Before MySQL 5.0.3, a CHAR or VARCHAR column with a length specification greater than 255 is converted to the smallest TEXT type that can hold values of the given length. For example, VARCHAR(500) is converted to TEXT, and VARCHAR(200000) is converted to MEDIUMTEXT. Similar conversions occur for BINARY and VARBINARY, except that they are converted to a BLOB type
Pajz,
I’m not sure what is the point of this documentation quote.
But regarding memory – there is enough memory to fit all database in all cases so disk IO is not an issue here.
Is VARBINARY same as VARCHAR/binary?
any Mysql Podcast other than She BA Podcast that are good?
sorry this is off topic I know….
Cheers Rob
how to convert MYSQL ENUM (char type) into ENUM (int type)
I believe this is true from across the database environments; be it MS-SQL or MySQL or ORACLE or DB2 or any other.
I know it’s been a while since this was posted, but I don’t believe the comparison was done fairly. An int(10) is only 4 bytes long, whereas char(10) is truly 10 bytes. Just from the size difference alone I would except char(10) to be slower because at the very least you’re comparing 2.5 times as many bytes–just like switching from int to bigint slowed things down because bigint is 8 bytes.

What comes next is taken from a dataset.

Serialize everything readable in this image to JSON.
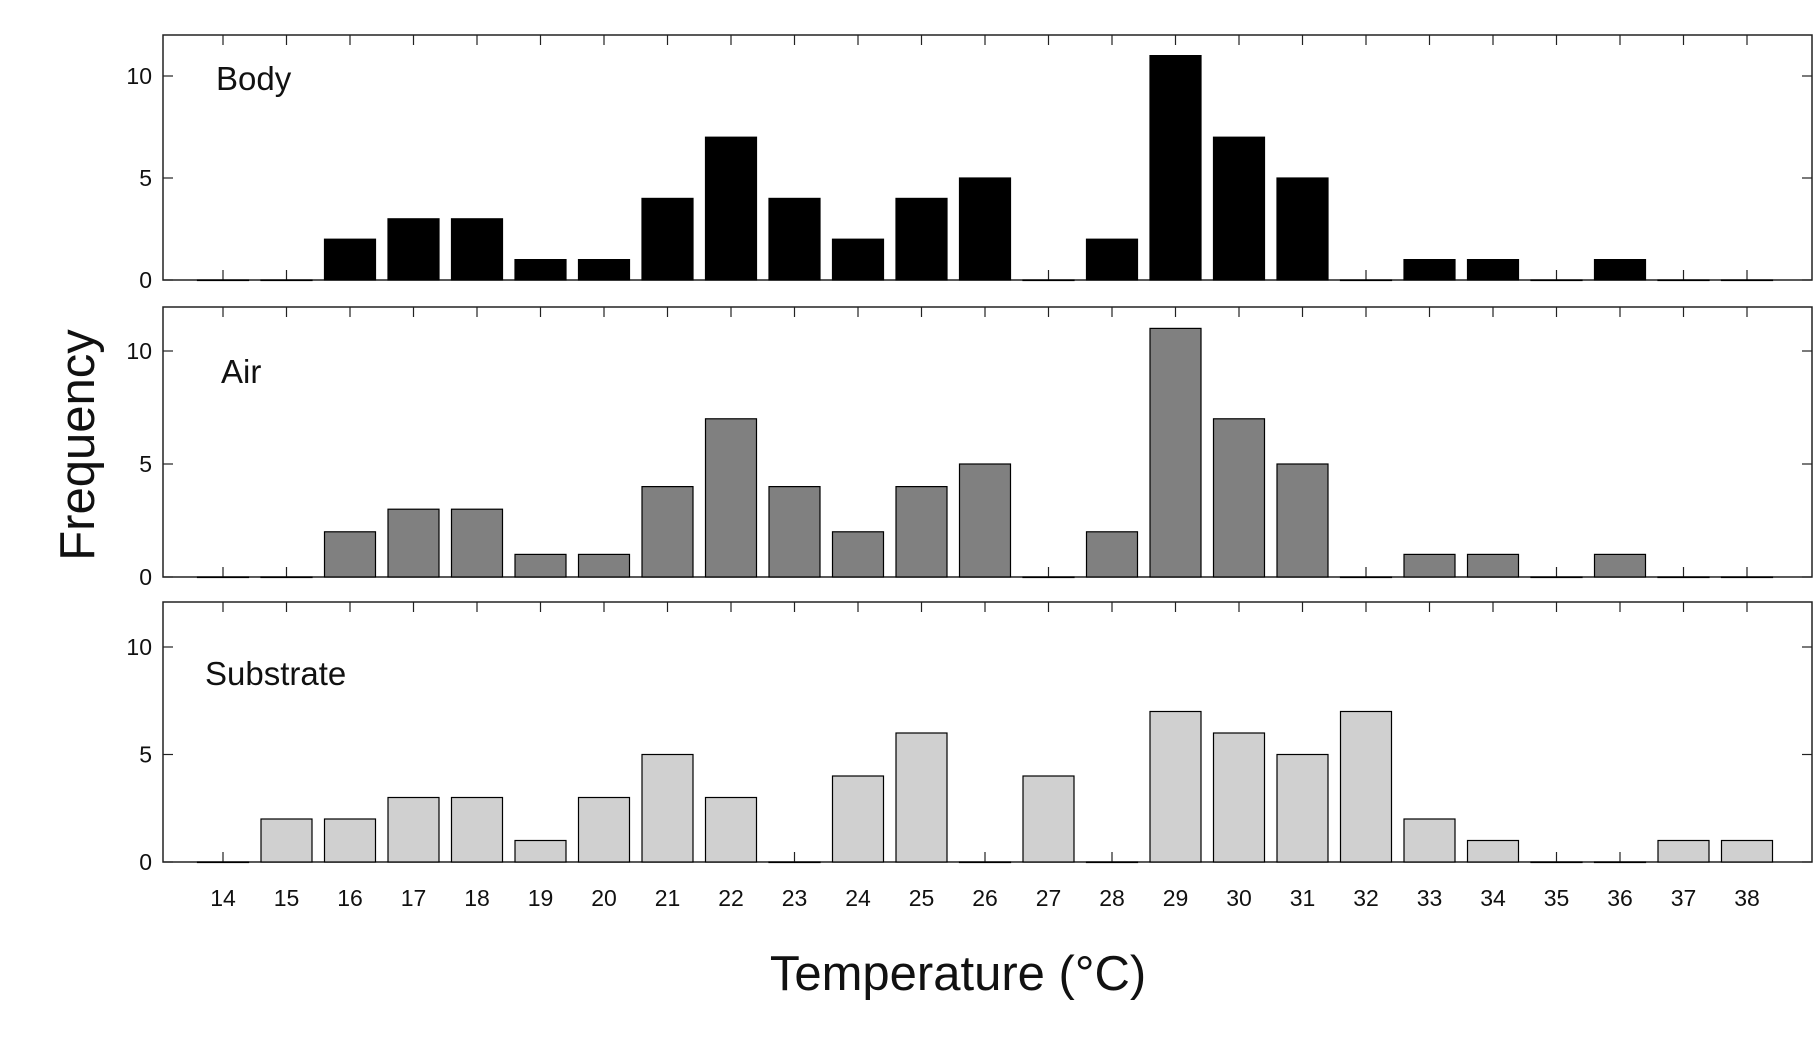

I wonder how a char(4) would compare to an int, since at least then you’re comparing the same number of bytes.
Michael,
The comparison was done for specific case – people use CHAR (by mistake) to store numeric data. Because 32bit int goes up to 4 billion it requires 10 digits to store hence CHAR(10). I would welcome you to try your own benchmarks with short char size and share results so we can see how much of the difference is due to type and how much due to length.